Climate Activists Spray-Paint Two Private Jets Orange at London Airport, Claiming One Belongs to Taylor Swift

Two activists, part of the Just Stop Oil environmental group, spray-painted two jets orange after entering a private area of London Stansted Airport where they claimed Taylor Swift’s luxury plane was parked.

The two individuals were arrested on suspicion of criminal damage and interference with airport operations.

The group posted a video showing someone breaching security and a woman using a fire extinguisher to spray orange paint on at least two private jets.

In a statement, Just Stop Oil identified the vandals as Jennifer Kowalski, 28, and Cole Macdonald, 22, and said they were protesting against fossil fuels and demanding that governments commit to ending “extraction and burning of oil, gas and coal by 2030.”

The group said the jet had landed “mere hours before,” although Stanstead Airport was unable to confirm this. The airfield, 30 miles northeast of central London, is the city’s third-busiest airport and is often used by government officials and visiting world leaders, including President Biden.

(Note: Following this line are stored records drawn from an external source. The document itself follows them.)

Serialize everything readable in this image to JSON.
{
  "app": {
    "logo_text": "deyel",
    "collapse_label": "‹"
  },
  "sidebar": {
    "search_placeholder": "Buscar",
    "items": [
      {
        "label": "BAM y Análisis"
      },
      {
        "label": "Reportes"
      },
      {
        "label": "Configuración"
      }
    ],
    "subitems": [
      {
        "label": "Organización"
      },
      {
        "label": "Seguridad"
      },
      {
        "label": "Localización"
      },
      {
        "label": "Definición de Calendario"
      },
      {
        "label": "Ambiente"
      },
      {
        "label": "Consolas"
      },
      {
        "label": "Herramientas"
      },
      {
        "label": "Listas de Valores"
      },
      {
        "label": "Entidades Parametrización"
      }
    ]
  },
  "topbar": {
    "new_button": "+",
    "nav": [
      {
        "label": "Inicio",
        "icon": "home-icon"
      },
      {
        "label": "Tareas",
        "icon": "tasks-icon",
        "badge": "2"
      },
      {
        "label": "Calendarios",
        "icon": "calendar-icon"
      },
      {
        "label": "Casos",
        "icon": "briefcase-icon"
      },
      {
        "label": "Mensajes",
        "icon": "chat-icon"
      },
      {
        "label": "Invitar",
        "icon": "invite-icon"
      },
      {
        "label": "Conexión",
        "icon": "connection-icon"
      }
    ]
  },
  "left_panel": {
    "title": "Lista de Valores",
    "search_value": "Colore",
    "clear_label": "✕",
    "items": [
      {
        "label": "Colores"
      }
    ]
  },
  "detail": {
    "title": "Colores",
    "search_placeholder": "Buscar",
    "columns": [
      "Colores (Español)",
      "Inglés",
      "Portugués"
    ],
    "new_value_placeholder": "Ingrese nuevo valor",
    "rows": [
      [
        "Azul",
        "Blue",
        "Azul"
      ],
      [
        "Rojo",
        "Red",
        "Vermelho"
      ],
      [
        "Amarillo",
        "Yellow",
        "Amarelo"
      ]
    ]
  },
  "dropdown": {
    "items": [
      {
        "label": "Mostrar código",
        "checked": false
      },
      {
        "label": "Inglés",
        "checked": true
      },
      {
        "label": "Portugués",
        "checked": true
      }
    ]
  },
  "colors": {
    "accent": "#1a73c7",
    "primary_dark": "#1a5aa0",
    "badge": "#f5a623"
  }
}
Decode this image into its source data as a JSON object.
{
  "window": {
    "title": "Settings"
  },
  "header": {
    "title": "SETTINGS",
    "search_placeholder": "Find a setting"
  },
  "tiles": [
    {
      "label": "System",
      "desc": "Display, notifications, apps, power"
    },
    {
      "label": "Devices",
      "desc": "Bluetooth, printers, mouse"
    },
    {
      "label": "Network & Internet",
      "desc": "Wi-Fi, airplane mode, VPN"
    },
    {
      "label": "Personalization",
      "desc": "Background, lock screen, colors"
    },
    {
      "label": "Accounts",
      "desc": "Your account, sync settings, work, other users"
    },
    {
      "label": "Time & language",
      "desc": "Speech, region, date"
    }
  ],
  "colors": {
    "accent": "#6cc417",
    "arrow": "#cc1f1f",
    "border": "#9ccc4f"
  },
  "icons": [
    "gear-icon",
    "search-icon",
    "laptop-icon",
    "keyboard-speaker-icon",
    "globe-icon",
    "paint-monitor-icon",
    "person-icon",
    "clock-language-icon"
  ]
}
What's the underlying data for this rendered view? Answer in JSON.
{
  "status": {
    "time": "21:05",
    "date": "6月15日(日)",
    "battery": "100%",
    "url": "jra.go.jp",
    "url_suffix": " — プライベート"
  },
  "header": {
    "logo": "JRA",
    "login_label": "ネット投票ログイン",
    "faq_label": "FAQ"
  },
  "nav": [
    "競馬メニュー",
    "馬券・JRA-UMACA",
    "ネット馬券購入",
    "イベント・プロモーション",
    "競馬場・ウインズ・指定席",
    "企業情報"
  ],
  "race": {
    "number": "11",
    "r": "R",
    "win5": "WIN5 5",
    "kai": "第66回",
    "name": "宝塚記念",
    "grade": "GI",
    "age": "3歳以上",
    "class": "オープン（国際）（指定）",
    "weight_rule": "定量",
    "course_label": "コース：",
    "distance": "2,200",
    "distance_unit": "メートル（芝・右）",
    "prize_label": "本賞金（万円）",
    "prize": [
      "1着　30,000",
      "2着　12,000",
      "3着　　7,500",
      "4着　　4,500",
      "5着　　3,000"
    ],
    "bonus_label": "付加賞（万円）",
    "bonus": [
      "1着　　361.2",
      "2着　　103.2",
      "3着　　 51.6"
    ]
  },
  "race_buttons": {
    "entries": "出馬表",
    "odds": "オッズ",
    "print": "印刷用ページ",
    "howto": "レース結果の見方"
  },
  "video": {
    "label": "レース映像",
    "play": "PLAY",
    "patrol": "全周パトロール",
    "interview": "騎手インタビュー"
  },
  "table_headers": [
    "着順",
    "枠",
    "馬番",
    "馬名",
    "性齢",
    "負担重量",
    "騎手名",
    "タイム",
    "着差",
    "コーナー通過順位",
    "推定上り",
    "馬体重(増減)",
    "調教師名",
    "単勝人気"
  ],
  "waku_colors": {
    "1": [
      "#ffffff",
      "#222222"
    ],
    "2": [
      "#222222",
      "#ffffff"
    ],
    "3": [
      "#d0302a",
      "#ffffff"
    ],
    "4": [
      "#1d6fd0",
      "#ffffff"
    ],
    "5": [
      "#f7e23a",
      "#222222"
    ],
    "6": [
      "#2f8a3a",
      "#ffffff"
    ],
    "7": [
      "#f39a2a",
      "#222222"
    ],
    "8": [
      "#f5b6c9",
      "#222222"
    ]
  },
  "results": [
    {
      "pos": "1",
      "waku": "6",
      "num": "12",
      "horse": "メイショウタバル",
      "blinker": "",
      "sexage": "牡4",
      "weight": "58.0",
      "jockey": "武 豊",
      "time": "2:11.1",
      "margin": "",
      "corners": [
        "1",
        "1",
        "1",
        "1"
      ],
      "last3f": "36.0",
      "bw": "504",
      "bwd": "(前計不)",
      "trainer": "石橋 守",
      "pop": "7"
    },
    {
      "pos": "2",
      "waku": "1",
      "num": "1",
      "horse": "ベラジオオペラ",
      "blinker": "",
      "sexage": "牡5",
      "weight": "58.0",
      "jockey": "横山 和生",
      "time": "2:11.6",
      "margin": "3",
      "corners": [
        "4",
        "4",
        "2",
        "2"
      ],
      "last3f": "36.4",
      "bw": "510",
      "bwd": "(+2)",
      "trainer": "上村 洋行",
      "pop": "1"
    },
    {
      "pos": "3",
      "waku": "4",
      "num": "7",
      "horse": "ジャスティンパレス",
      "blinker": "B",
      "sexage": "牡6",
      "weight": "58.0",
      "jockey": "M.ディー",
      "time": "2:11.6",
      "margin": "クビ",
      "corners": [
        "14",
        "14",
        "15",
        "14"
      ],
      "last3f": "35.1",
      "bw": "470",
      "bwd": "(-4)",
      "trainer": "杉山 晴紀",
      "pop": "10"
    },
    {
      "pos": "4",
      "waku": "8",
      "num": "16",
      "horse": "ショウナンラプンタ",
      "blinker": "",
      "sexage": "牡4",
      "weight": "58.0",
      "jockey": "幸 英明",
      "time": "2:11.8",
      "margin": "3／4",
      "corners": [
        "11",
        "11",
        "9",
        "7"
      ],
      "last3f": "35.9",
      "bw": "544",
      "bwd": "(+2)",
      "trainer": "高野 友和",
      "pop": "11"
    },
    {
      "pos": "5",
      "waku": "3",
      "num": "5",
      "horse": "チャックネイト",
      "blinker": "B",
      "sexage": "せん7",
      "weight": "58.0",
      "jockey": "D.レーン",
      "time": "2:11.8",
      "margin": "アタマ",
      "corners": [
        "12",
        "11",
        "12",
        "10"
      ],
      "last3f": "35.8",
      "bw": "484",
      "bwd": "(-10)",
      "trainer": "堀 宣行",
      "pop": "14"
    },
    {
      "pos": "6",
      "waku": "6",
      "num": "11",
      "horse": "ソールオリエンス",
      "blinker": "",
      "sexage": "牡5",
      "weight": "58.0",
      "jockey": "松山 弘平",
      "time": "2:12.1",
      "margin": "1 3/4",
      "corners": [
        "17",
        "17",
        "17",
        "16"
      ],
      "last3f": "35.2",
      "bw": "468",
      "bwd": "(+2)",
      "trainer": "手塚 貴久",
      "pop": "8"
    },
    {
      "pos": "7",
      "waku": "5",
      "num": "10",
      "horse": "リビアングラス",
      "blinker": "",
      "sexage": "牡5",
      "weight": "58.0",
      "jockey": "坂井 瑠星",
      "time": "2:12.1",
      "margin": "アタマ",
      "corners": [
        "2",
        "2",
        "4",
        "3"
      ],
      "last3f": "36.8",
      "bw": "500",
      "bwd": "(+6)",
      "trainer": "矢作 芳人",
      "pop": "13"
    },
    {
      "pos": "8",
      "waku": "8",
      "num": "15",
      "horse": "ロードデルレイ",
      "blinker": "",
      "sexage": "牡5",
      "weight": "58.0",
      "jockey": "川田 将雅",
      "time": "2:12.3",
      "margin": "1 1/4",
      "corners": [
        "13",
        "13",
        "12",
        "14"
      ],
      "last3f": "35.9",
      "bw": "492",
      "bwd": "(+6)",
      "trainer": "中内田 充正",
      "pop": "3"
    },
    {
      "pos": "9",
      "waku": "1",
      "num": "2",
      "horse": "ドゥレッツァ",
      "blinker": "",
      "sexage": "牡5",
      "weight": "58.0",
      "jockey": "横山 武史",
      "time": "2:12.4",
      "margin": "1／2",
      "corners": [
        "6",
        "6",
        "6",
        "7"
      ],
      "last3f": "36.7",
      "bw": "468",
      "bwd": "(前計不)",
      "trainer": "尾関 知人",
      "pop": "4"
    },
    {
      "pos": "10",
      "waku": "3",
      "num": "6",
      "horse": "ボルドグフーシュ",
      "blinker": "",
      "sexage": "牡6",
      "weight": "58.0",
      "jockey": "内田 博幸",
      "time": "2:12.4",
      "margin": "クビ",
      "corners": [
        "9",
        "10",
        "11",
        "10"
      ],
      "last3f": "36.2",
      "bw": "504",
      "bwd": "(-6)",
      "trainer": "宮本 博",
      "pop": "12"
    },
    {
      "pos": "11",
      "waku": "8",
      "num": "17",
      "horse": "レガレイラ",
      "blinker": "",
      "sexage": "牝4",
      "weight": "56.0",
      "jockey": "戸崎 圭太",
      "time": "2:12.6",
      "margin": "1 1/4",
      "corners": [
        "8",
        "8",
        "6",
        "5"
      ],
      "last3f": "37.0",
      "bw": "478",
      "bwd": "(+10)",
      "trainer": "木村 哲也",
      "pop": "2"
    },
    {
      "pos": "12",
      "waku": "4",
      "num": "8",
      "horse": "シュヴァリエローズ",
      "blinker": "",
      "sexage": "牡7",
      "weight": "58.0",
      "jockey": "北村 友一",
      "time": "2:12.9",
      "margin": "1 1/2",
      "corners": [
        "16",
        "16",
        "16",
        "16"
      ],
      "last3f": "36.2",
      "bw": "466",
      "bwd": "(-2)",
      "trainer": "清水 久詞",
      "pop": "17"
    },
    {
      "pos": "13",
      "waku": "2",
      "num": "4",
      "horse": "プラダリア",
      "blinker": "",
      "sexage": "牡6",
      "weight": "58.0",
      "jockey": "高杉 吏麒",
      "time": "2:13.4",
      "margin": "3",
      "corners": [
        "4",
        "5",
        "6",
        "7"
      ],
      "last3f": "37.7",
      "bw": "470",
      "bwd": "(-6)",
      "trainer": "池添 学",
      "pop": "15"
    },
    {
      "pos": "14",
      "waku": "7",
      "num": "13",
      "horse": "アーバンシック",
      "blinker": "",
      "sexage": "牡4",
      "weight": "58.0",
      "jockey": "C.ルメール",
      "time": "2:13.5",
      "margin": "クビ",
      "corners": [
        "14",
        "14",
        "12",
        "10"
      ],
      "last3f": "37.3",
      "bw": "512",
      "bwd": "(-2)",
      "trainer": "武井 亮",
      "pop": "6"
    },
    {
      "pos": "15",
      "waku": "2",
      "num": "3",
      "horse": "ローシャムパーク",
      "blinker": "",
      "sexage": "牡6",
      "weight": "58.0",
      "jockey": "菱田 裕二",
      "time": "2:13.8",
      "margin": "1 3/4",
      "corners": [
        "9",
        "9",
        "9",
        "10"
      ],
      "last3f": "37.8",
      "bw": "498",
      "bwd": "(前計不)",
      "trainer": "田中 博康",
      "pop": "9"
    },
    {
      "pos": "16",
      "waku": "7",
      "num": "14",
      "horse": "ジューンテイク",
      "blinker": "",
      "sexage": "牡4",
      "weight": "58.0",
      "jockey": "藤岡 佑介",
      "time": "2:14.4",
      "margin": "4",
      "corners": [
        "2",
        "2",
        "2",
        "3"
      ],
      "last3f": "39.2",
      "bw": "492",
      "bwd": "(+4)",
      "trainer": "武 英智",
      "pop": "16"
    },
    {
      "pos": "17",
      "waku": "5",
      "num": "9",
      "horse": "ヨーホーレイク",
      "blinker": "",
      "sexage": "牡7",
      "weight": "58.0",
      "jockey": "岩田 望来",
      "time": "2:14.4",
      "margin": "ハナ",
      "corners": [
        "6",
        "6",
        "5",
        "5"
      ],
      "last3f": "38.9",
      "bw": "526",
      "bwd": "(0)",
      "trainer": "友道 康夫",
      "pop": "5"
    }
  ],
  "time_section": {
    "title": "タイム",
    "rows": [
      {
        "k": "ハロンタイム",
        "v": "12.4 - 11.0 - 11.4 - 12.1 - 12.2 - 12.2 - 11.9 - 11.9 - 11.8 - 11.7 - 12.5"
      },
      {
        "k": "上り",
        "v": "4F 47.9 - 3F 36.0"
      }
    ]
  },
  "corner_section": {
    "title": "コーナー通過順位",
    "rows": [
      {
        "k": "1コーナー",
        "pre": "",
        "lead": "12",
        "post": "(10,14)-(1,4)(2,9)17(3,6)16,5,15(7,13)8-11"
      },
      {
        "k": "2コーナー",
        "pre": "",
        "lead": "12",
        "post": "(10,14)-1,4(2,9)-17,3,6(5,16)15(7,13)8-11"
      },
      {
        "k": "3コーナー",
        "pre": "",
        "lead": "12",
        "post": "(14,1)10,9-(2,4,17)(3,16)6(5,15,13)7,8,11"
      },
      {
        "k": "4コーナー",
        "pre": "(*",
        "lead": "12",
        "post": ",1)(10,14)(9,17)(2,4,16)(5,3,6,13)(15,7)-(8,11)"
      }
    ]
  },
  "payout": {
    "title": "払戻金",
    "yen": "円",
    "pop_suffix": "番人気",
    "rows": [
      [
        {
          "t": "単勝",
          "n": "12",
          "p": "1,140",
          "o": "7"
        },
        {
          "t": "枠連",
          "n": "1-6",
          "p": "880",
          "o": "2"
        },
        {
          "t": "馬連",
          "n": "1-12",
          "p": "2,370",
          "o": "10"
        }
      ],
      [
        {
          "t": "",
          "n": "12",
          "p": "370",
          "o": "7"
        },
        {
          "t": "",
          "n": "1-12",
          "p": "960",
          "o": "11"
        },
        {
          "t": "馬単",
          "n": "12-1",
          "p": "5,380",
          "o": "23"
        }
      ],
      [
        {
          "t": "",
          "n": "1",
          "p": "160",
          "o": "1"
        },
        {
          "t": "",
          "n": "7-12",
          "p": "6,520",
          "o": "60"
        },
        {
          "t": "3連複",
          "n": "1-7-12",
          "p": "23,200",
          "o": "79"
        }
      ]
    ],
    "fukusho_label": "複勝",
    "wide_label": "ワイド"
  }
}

Swift is performing three shows at London’s Wembley Stadium from Friday through Sunday as part of her “Eras Tour.” On Tuesday, she performed in Cardiff, Wales.

“While people are starving, the elite and the rich fly thousands and thousands of feet in the air above us all,” Macdonald says in the video.

“Billionaires are not untouchable,” she says as the video cuts to an image of the duo hugging while sitting on the concrete in front of one of the jets.

Macdonald said in a statement that the rich are accumulating wealth at the expense of everyone else, which is “destroying the conditions necessary to support human life in a rapidly accelerating never-ending ‘cruel summer.’”

“Cruel Summer” is the name of one of Swift’s hit songs from 2019.

The incident occurred the day after other Just Stop Oil demonstrators targeted and vandalized the ancient Stonehenge monument in southern England as part of a wider protest against fossil fuels. The 4,500-year-old stone circle is aligned toward the sunrise on the summer solstice and sunset on the winter solstice.

This stunt is similar to dozens committed over the past several years by multiple climate activism organizations that have sought public attention via temporary or superficial vandalism.

Just Stop Oil is one of many such groups around Europe that have received attention — and blowback — for disrupting events, splashing paint and food on famous works of art, and interrupting traffic to draw attention to what they claim is man-made global warming.